In a comparison between Class A and Class B, Class B, which has a large amount of FS, showed a high value, and Class B also showed a high value for the amount of liquid components. Table 6 Note that the six types of fermented liquids obtained from Class A and Class B were all found to be flavorful seasoning materials with no fishy odor at all.

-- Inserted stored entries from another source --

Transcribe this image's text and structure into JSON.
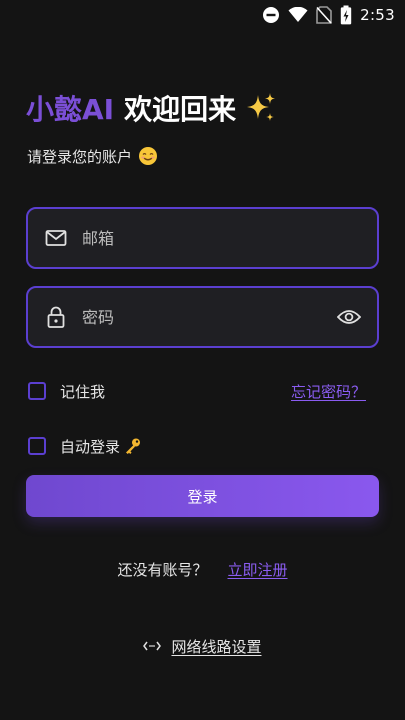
{
  "status_bar": {
    "time": "2:53",
    "icons": [
      "do-not-disturb-icon",
      "wifi-icon",
      "no-sim-icon",
      "battery-charging-icon"
    ]
  },
  "header": {
    "brand": "小懿AI",
    "welcome": "欢迎回来",
    "sparkle_icon": "sparkles-emoji",
    "subtitle": "请登录您的账户",
    "subtitle_emoji": "smiling-face-emoji"
  },
  "form": {
    "email": {
      "placeholder": "邮箱",
      "value": "",
      "icon": "mail-icon"
    },
    "password": {
      "placeholder": "密码",
      "value": "",
      "icon": "lock-icon",
      "toggle_icon": "eye-icon"
    },
    "remember_me": {
      "label": "记住我",
      "checked": false
    },
    "forgot_password": "忘记密码？",
    "auto_login": {
      "label": "自动登录",
      "checked": false,
      "icon": "key-emoji"
    },
    "login_button": "登录"
  },
  "register": {
    "question": "还没有账号？",
    "link": "立即注册"
  },
  "network": {
    "label": "网络线路设置",
    "icon": "code-brackets-icon"
  },
  "colors": {
    "background": "#141414",
    "accent": "#7b4fd6",
    "field_border": "#5b3fd0",
    "field_bg": "#1f1f23",
    "link": "#8a5cf0"
  }
}
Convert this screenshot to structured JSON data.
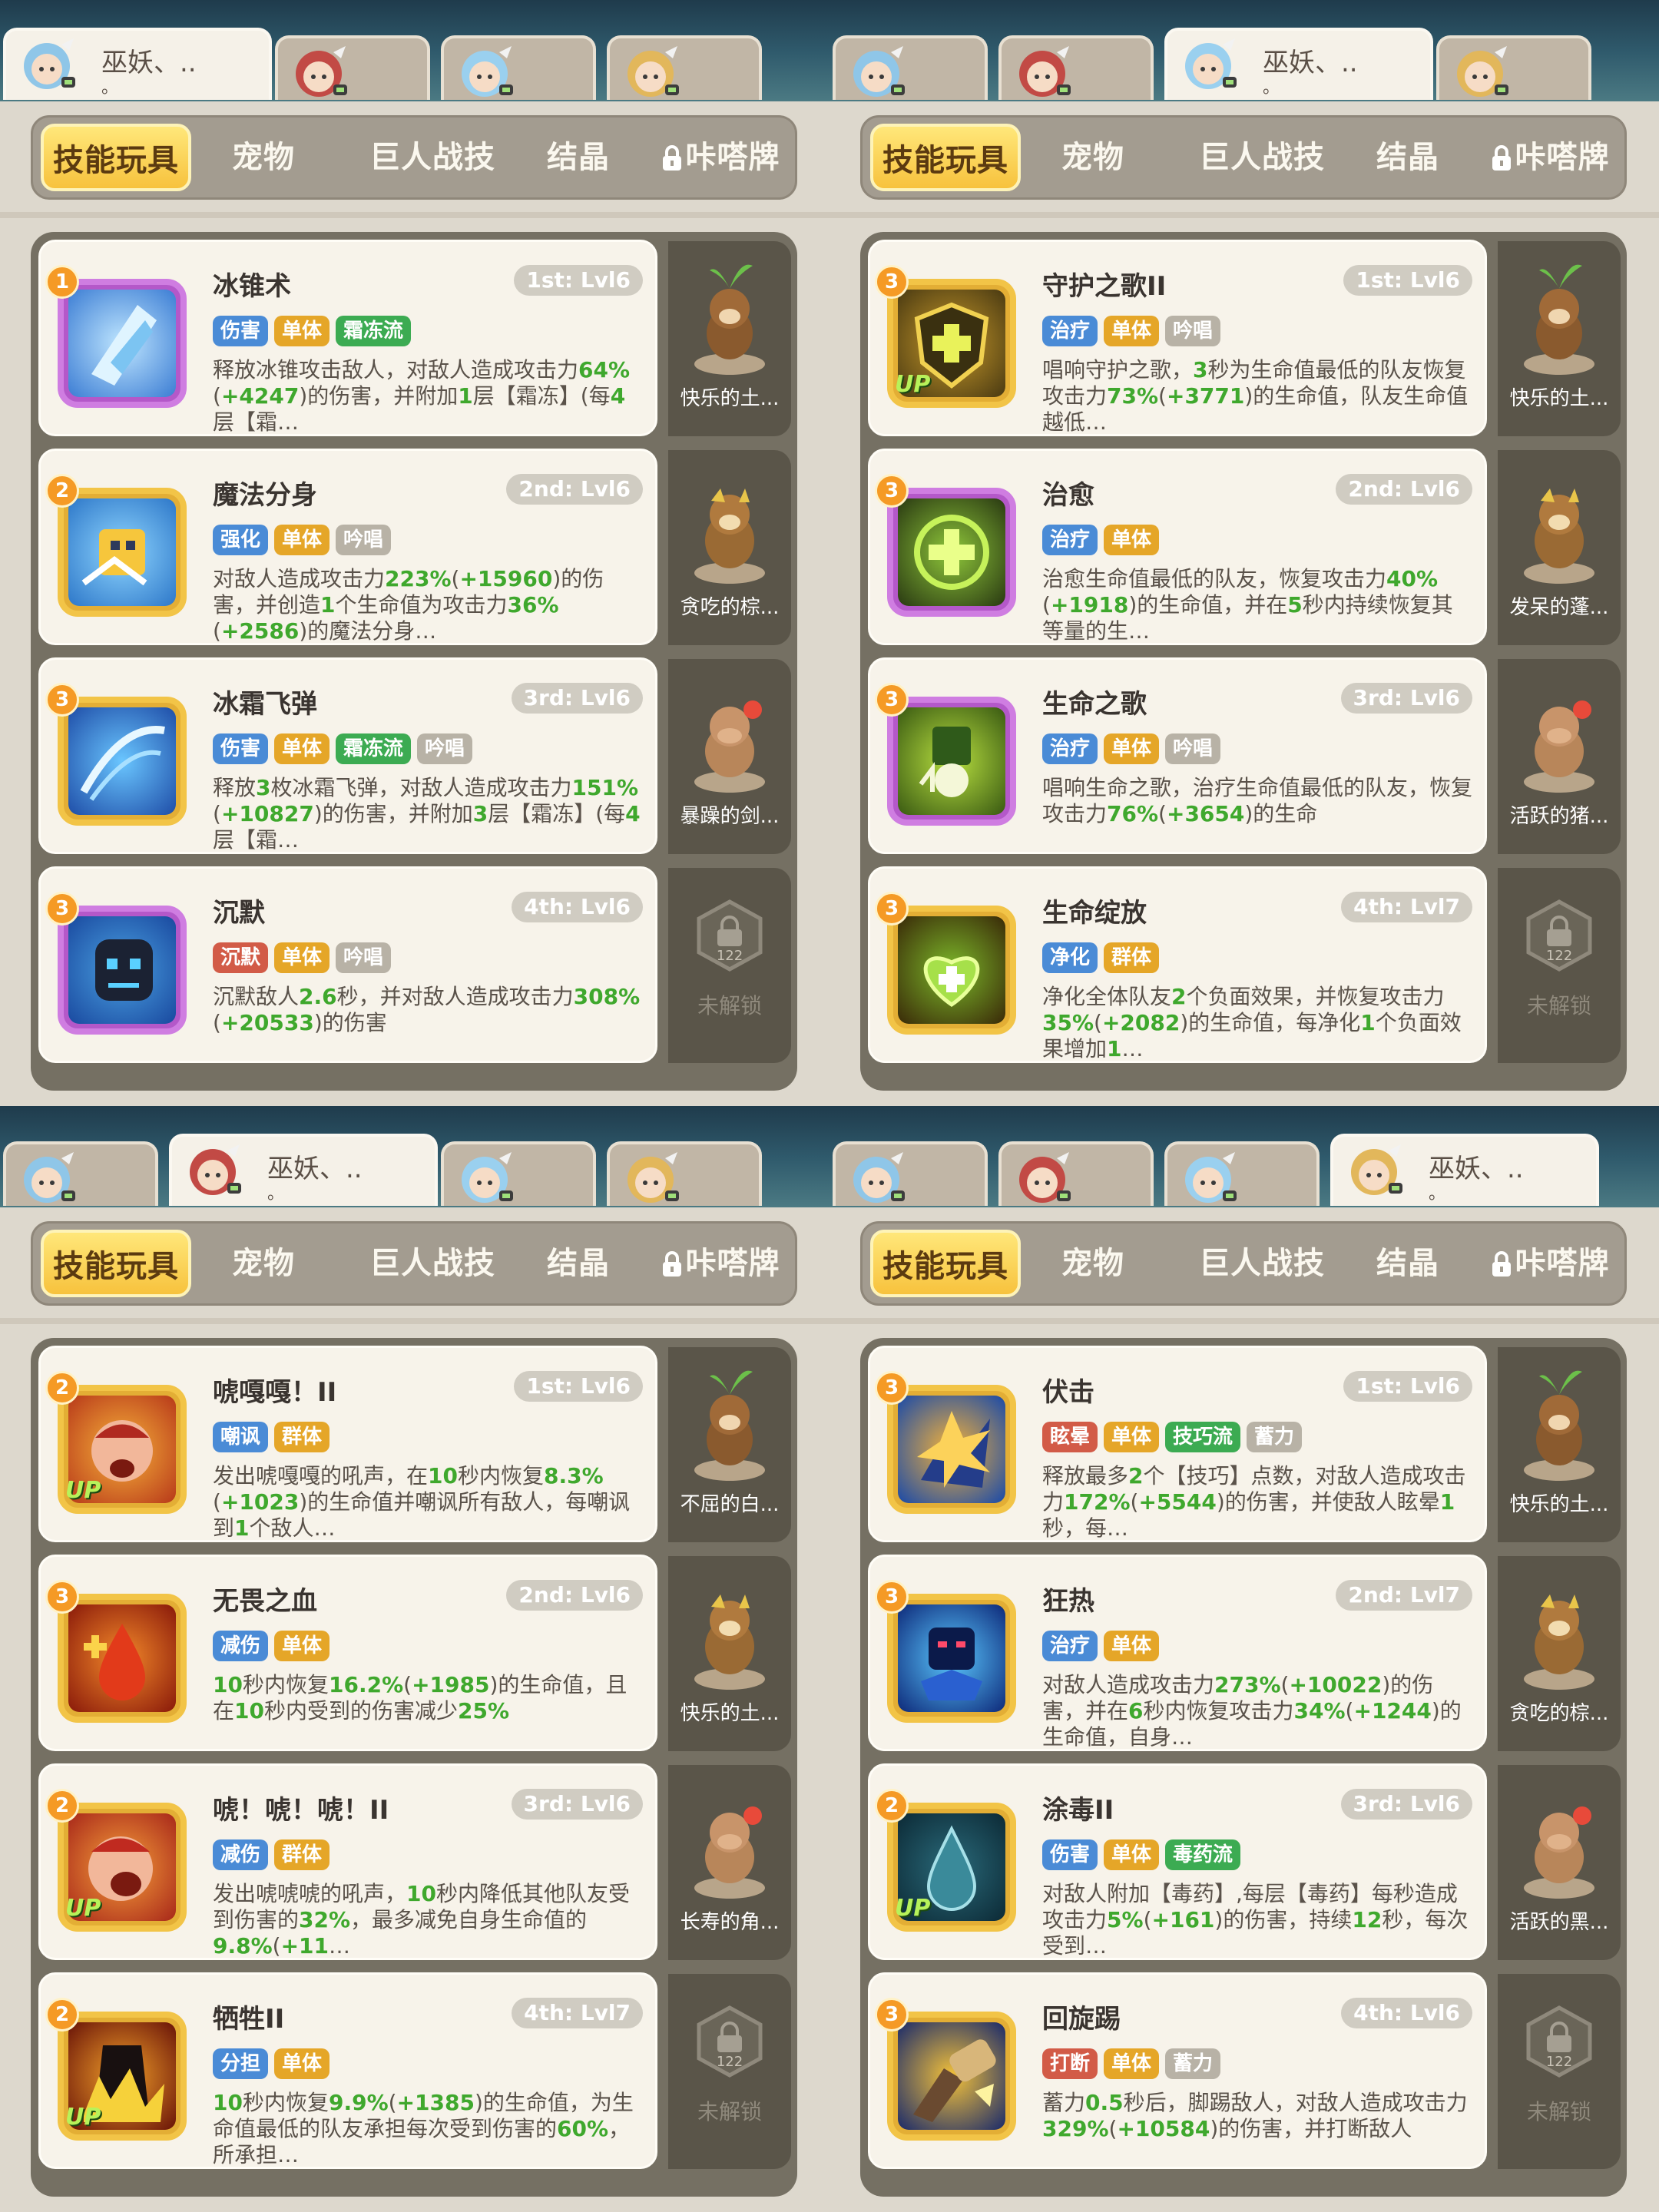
{
  "panels": [
    {
      "selected_char": 0,
      "selected_char_name": "巫妖、..",
      "selected_char_sub": "。",
      "cards": [
        {
          "name": "冰锥术",
          "level": "1st: Lvl6",
          "rank": "1",
          "frame": "purple",
          "icon": "ice-cone-icon",
          "up": false,
          "tags": [
            {
              "text": "伤害",
              "color": "#4a8bd6"
            },
            {
              "text": "单体",
              "color": "#e5a628"
            },
            {
              "text": "霜冻流",
              "color": "#3cab52"
            }
          ],
          "desc": "释放冰锥攻击敌人，对敌人造成攻击力64%(+4247)的伤害，并附加1层【霜冻】(每4层【霜…"
        },
        {
          "name": "魔法分身",
          "level": "2nd: Lvl6",
          "rank": "2",
          "frame": "gold",
          "icon": "magic-clone-icon",
          "up": false,
          "tags": [
            {
              "text": "强化",
              "color": "#4a8bd6"
            },
            {
              "text": "单体",
              "color": "#e5a628"
            },
            {
              "text": "吟唱",
              "color": "#b8b2a6"
            }
          ],
          "desc": "对敌人造成攻击力223%(+15960)的伤害，并创造1个生命值为攻击力36%(+2586)的魔法分身…"
        },
        {
          "name": "冰霜飞弹",
          "level": "3rd: Lvl6",
          "rank": "3",
          "frame": "gold",
          "icon": "frost-missile-icon",
          "up": false,
          "tags": [
            {
              "text": "伤害",
              "color": "#4a8bd6"
            },
            {
              "text": "单体",
              "color": "#e5a628"
            },
            {
              "text": "霜冻流",
              "color": "#3cab52"
            },
            {
              "text": "吟唱",
              "color": "#b8b2a6"
            }
          ],
          "desc": "释放3枚冰霜飞弹，对敌人造成攻击力151%(+10827)的伤害，并附加3层【霜冻】(每4层【霜…"
        },
        {
          "name": "沉默",
          "level": "4th: Lvl6",
          "rank": "3",
          "frame": "purple",
          "icon": "silence-icon",
          "up": false,
          "tags": [
            {
              "text": "沉默",
              "color": "#d25b47"
            },
            {
              "text": "单体",
              "color": "#e5a628"
            },
            {
              "text": "吟唱",
              "color": "#b8b2a6"
            }
          ],
          "desc": "沉默敌人2.6秒，并对敌人造成攻击力308%(+20533)的伤害"
        }
      ],
      "pets": [
        "快乐的土...",
        "贪吃的棕...",
        "暴躁的剑..."
      ]
    },
    {
      "selected_char": 2,
      "selected_char_name": "巫妖、..",
      "selected_char_sub": "。",
      "cards": [
        {
          "name": "守护之歌II",
          "level": "1st: Lvl6",
          "rank": "3",
          "frame": "gold",
          "icon": "guard-song-icon",
          "up": true,
          "tags": [
            {
              "text": "治疗",
              "color": "#4a8bd6"
            },
            {
              "text": "单体",
              "color": "#e5a628"
            },
            {
              "text": "吟唱",
              "color": "#b8b2a6"
            }
          ],
          "desc": "唱响守护之歌，3秒为生命值最低的队友恢复攻击力73%(+3771)的生命值，队友生命值越低…"
        },
        {
          "name": "治愈",
          "level": "2nd: Lvl6",
          "rank": "3",
          "frame": "purple",
          "icon": "heal-icon",
          "up": false,
          "tags": [
            {
              "text": "治疗",
              "color": "#4a8bd6"
            },
            {
              "text": "单体",
              "color": "#e5a628"
            }
          ],
          "desc": "治愈生命值最低的队友，恢复攻击力40%(+1918)的生命值，并在5秒内持续恢复其等量的生…"
        },
        {
          "name": "生命之歌",
          "level": "3rd: Lvl6",
          "rank": "3",
          "frame": "purple",
          "icon": "life-song-icon",
          "up": false,
          "tags": [
            {
              "text": "治疗",
              "color": "#4a8bd6"
            },
            {
              "text": "单体",
              "color": "#e5a628"
            },
            {
              "text": "吟唱",
              "color": "#b8b2a6"
            }
          ],
          "desc": "唱响生命之歌，治疗生命值最低的队友，恢复攻击力76%(+3654)的生命"
        },
        {
          "name": "生命绽放",
          "level": "4th: Lvl7",
          "rank": "3",
          "frame": "gold",
          "icon": "life-bloom-icon",
          "up": false,
          "tags": [
            {
              "text": "净化",
              "color": "#4a8bd6"
            },
            {
              "text": "群体",
              "color": "#e5a628"
            }
          ],
          "desc": "净化全体队友2个负面效果，并恢复攻击力35%(+2082)的生命值，每净化1个负面效果增加1…"
        }
      ],
      "pets": [
        "快乐的土...",
        "发呆的蓬...",
        "活跃的猪..."
      ]
    },
    {
      "selected_char": 1,
      "selected_char_name": "巫妖、..",
      "selected_char_sub": "。",
      "cards": [
        {
          "name": "唬嘎嘎！II",
          "level": "1st: Lvl6",
          "rank": "2",
          "frame": "gold",
          "icon": "roar-icon",
          "up": true,
          "tags": [
            {
              "text": "嘲讽",
              "color": "#4a8bd6"
            },
            {
              "text": "群体",
              "color": "#e5a628"
            }
          ],
          "desc": "发出唬嘎嘎的吼声，在10秒内恢复8.3%(+1023)的生命值并嘲讽所有敌人，每嘲讽到1个敌人…"
        },
        {
          "name": "无畏之血",
          "level": "2nd: Lvl6",
          "rank": "3",
          "frame": "gold",
          "icon": "fearless-blood-icon",
          "up": false,
          "tags": [
            {
              "text": "减伤",
              "color": "#4a8bd6"
            },
            {
              "text": "单体",
              "color": "#e5a628"
            }
          ],
          "desc": "10秒内恢复16.2%(+1985)的生命值，且在10秒内受到的伤害减少25%"
        },
        {
          "name": "唬！唬！唬！II",
          "level": "3rd: Lvl6",
          "rank": "2",
          "frame": "gold",
          "icon": "shout-icon",
          "up": true,
          "tags": [
            {
              "text": "减伤",
              "color": "#4a8bd6"
            },
            {
              "text": "群体",
              "color": "#e5a628"
            }
          ],
          "desc": "发出唬唬唬的吼声，10秒内降低其他队友受到伤害的32%，最多减免自身生命值的9.8%(+11…"
        },
        {
          "name": "牺牲II",
          "level": "4th: Lvl7",
          "rank": "2",
          "frame": "gold",
          "icon": "sacrifice-icon",
          "up": true,
          "tags": [
            {
              "text": "分担",
              "color": "#4a8bd6"
            },
            {
              "text": "单体",
              "color": "#e5a628"
            }
          ],
          "desc": "10秒内恢复9.9%(+1385)的生命值，为生命值最低的队友承担每次受到伤害的60%，所承担…"
        }
      ],
      "pets": [
        "不屈的白...",
        "快乐的土...",
        "长寿的角..."
      ]
    },
    {
      "selected_char": 3,
      "selected_char_name": "巫妖、..",
      "selected_char_sub": "。",
      "cards": [
        {
          "name": "伏击",
          "level": "1st: Lvl6",
          "rank": "3",
          "frame": "gold",
          "icon": "ambush-icon",
          "up": false,
          "tags": [
            {
              "text": "眩晕",
              "color": "#d25b47"
            },
            {
              "text": "单体",
              "color": "#e5a628"
            },
            {
              "text": "技巧流",
              "color": "#3cab52"
            },
            {
              "text": "蓄力",
              "color": "#b8b2a6"
            }
          ],
          "desc": "释放最多2个【技巧】点数，对敌人造成攻击力172%(+5544)的伤害，并使敌人眩晕1秒，每…"
        },
        {
          "name": "狂热",
          "level": "2nd: Lvl7",
          "rank": "3",
          "frame": "gold",
          "icon": "frenzy-icon",
          "up": false,
          "tags": [
            {
              "text": "治疗",
              "color": "#4a8bd6"
            },
            {
              "text": "单体",
              "color": "#e5a628"
            }
          ],
          "desc": "对敌人造成攻击力273%(+10022)的伤害，并在6秒内恢复攻击力34%(+1244)的生命值，自身…"
        },
        {
          "name": "涂毒II",
          "level": "3rd: Lvl6",
          "rank": "2",
          "frame": "gold",
          "icon": "poison-icon",
          "up": true,
          "tags": [
            {
              "text": "伤害",
              "color": "#4a8bd6"
            },
            {
              "text": "单体",
              "color": "#e5a628"
            },
            {
              "text": "毒药流",
              "color": "#3cab52"
            }
          ],
          "desc": "对敌人附加【毒药】,每层【毒药】每秒造成攻击力5%(+161)的伤害，持续12秒，每次受到…"
        },
        {
          "name": "回旋踢",
          "level": "4th: Lvl6",
          "rank": "3",
          "frame": "gold",
          "icon": "spin-kick-icon",
          "up": false,
          "tags": [
            {
              "text": "打断",
              "color": "#d25b47"
            },
            {
              "text": "单体",
              "color": "#e5a628"
            },
            {
              "text": "蓄力",
              "color": "#b8b2a6"
            }
          ],
          "desc": "蓄力0.5秒后，脚踢敌人，对敌人造成攻击力329%(+10584)的伤害，并打断敌人"
        }
      ],
      "pets": [
        "快乐的土...",
        "贪吃的棕...",
        "活跃的黑..."
      ]
    }
  ],
  "tabs": [
    "技能玩具",
    "宠物",
    "巨人战技",
    "结晶",
    "咔嗒牌"
  ],
  "tab_lock_icon": "lock-icon",
  "locked_slot": {
    "count": "122",
    "text": "未解锁",
    "icon": "lock-hex-icon"
  },
  "char_portraits": [
    "blue-hair-mage-icon",
    "red-hair-warrior-icon",
    "blue-ponytail-icon",
    "blonde-hair-icon"
  ],
  "colors": {
    "highlight_number": "#3fa82d",
    "tab_active": "#f7c23d",
    "panel_bg": "#757063"
  }
}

[Brief explanation of drawings]

1 to 9 are graphs showing the results obtained in the examples, in which FIG. 1 is a graph showing the temperature progress in section A, and FIG. 2 is a graph showing the temperature progress in section B. ,
Figure 3 is a graph showing the fluctuation of TMA with respect to koji making temperature.
Figure 4 is a graph showing the fluctuation of volatile nitrogen as a function of koji making temperature, Figure 5 is a graph showing the fluctuation of total nitrogen, Figure 6 is a graph showing the fluctuation of amino nitrogen, and Figure 7 is a graph showing the fluctuation of TMA. FIG. 8 is a graph showing the change and development of rice bran, and FIG. 9 is a graph showing the change and development of alcohol. Figure 1 Figure 2 Figure 3 Figure 4 Figure 5 Figure 6 Figure 7 Figure 8 Figure 9

Claims (1)

[Scope of Claims] 1. Manufactured by using the broth produced during the processing of fish or the broth obtained by boiling fish body waste as a raw material and concentrating the water-soluble proteins contained therein. After uniformly mixing Fuitshu soluble or its concentrated product with starch powder, the mixture is steamed, and then filamentous fungi are inoculated into this and koji is made at a temperature of 30 to 45 degrees Celsius. A method for producing a seasoning material, which comprises adding yeast and fermenting it in a preservative environment using common salt, and then separating and removing solid components from the resulting fermentation liquid by pressing or the like, if necessary. 2. The method according to claim 1, wherein the starch powder is grain powder and is a fine powder smaller than 40 mesh. 3. Claim 1 or 3, wherein the steaming operation is carried out after the fat solubles are removed from the mixture of the starch powder and the starch powder and the fat solubles or the mixture in the process of being concentrated. The method described in Section 2.